To naprawdę utknęło we mnie. I miało to sens: bez względu na to, jak wspaniała może być praca, nigdy nie jesteś pewien, jak wspaniała będzie . Możesz otrzymać złe opinie. Możesz popełnić błąd. Możesz rozlać kawę na spodnie, mieć straszne dojazdy i spóźnić się na ważne spotkanie.

Oczywiście ma to swoją drugą stronę. Możesz mieć świetny dzień, w którym nic nie pójdzie źle i wszystko, co chcesz zrobić dobrze. Ale wszystko może się zdarzyć i nie wiedząc, w którą stronę pójdzie, nie jest przyjemnym uczuciem.

Nauka to potwierdza: artykuł w Shape Magazine stwierdza, że ​​większość z nas nie jest psychicznie przygotowana do powrotu do gry po zaledwie dwóch dniach. Czasami nie spędzamy wystarczająco dużo czasu na odpowiednie odmłodzenie, a innym razem mamy skłonność do zmartwień - eliminując wszelkie pozytywne skutki, jakie nasz weekend mógł mieć na nasz nastrój.

W innym artykule NBC News cytuje Andreę Petersen, autor On Edge: A Journey Through Anxiety, i podkreśla, że ​​w Sunday Scary chodzi o antycypację : „Praca jest jednym z naszych głównych czynników stresujących… Lęk, definiując ją, jest oczekiwaniem na ból. Jeśli mówisz o lęku w miejscu pracy, może to być oczekiwanie, że nie będziesz w stanie osiągnąć wszystkiego w tym tygodniu lub że jakoś się popsujesz. ”

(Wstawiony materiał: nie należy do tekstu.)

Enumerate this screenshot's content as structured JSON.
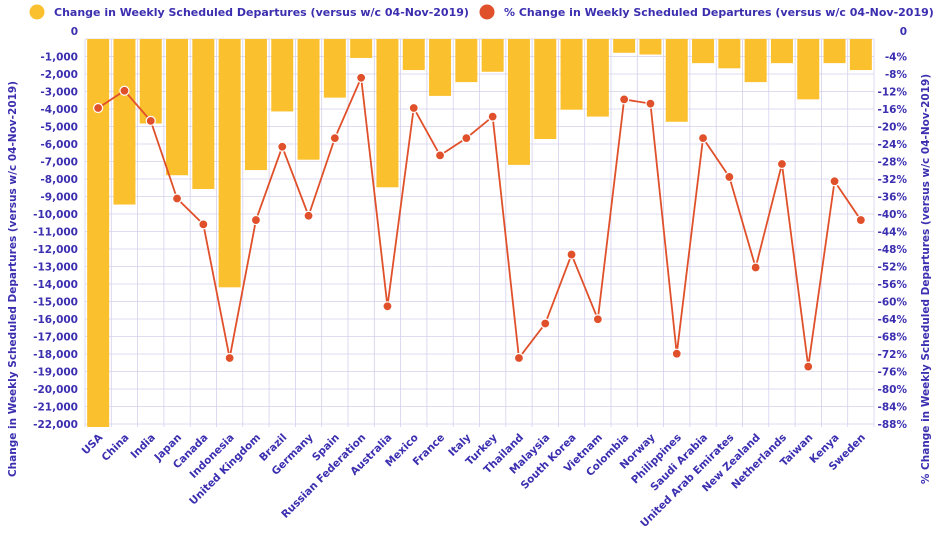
{
  "colors": {
    "bar": "#FBC02D",
    "line": "#E0502A",
    "text": "#3B2FB0",
    "grid": "#D4D0EE"
  },
  "chart_data": {
    "type": "bar+line",
    "categories": [
      "USA",
      "China",
      "India",
      "Japan",
      "Canada",
      "Indonesia",
      "United Kingdom",
      "Brazil",
      "Germany",
      "Spain",
      "Russian Federation",
      "Australia",
      "Mexico",
      "France",
      "Italy",
      "Turkey",
      "Thailand",
      "Malaysia",
      "South Korea",
      "Vietnam",
      "Colombia",
      "Norway",
      "Philippines",
      "Saudi Arabia",
      "United Arab Emirates",
      "New Zealand",
      "Netherlands",
      "Taiwan",
      "Kenya",
      "Sweden"
    ],
    "series": [
      {
        "name": "Change in Weekly Scheduled Departures (versus w/c 04-Nov-2019)",
        "type": "bar",
        "axis": "left",
        "values": [
          -22500,
          -9600,
          -4900,
          -7900,
          -8700,
          -14400,
          -7600,
          -4200,
          -7000,
          -3400,
          -1100,
          -8600,
          -1800,
          -3300,
          -2500,
          -1900,
          -7300,
          -5800,
          -4100,
          -4500,
          -800,
          -900,
          -4800,
          -1400,
          -1700,
          -2500,
          -1400,
          -3500,
          -1400,
          -1800
        ]
      },
      {
        "name": "% Change in Weekly Scheduled Departures (versus w/c 04-Nov-2019)",
        "type": "line",
        "axis": "right",
        "values": [
          -16,
          -12,
          -19,
          -37,
          -43,
          -74,
          -42,
          -25,
          -41,
          -23,
          -9,
          -62,
          -16,
          -27,
          -23,
          -18,
          -74,
          -66,
          -50,
          -65,
          -14,
          -15,
          -73,
          -23,
          -32,
          -53,
          -29,
          -76,
          -33,
          -42
        ]
      }
    ],
    "y_left": {
      "label": "Change in Weekly Scheduled Departures (versus w/c 04-Nov-2019)",
      "ticks": [
        "0",
        "-1,000",
        "-2,000",
        "-3,000",
        "-4,000",
        "-5,000",
        "-6,000",
        "-7,000",
        "-8,000",
        "-9,000",
        "-10,000",
        "-11,000",
        "-12,000",
        "-13,000",
        "-14,000",
        "-15,000",
        "-16,000",
        "-17,000",
        "-18,000",
        "-19,000",
        "-20,000",
        "-21,000",
        "-22,000"
      ],
      "range": [
        -22500,
        0
      ]
    },
    "y_right": {
      "label": "% Change in Weekly Scheduled Departures (versus w/c 04-Nov-2019)",
      "ticks": [
        "0",
        "-4%",
        "-8%",
        "-12%",
        "-16%",
        "-20%",
        "-24%",
        "-28%",
        "-32%",
        "-36%",
        "-40%",
        "-44%",
        "-48%",
        "-52%",
        "-56%",
        "-60%",
        "-64%",
        "-68%",
        "-72%",
        "-76%",
        "-80%",
        "-84%",
        "-88%"
      ],
      "range": [
        -90,
        0
      ]
    },
    "grid": true,
    "legend_position": "top"
  }
}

Jest też druga strona monety „oczywiście normalne, że zdobywamy niedzielne przerażenia”, o której warto wspomnieć.

Próba porównania czasu spędzanego z bliskimi lub relaksu z awansem lub gratulacjami za wielkie osiągnięcie w pracy jest jak porównywanie jabłek i pomarańczy.

Oba mogą przynieść ci satysfakcję i radość, ale będą to różnego rodzaju uczucia. Zuchwalstwo (i szczerze mówiąc bezproduktywne) jest zakładanie, że Twoja praca będzie i powinna wyglądać dokładnie tak , jak weekendy.

Po pierwsze, nie powinieneś czuć się winny, gdy kończy się niedziela. Niepokój związany z pójściem do pracy w niedzielny wieczór nie czyni z ciebie zdezorientowanej osoby, która nie znalazła „właściwej” kariery. To po prostu oznacza, że ​​jesteś człowiekiem.

A po drugie, upewnij się, że dobrze wykorzystujesz weekendy - jeśli potrzebujesz odpoczynku i odmłodzenia, postaraj się je zdobyć!

Poza tym upewnij się, że zaczynasz w piątek po południu rutynę w biurze, które przygotowuje cię na małą przewidywalność w poniedziałek rano. Niezależnie od tego, czy oznacza to zapisanie listy rzeczy do zrobienia na następny tydzień (lub przynajmniej pierwszą rzeczą, którą musisz zrobić w poniedziałek rano), czy też zaplanowanie czegoś, o czym wiesz, że pójdzie dobrze, takiego jak przerwa na kawę z przyjacielem w pracy, Zrób to!

Nie możesz planować każdej minuty, ale możesz wprowadzić kilka rzeczy, które ułatwią Ci powrót do biura.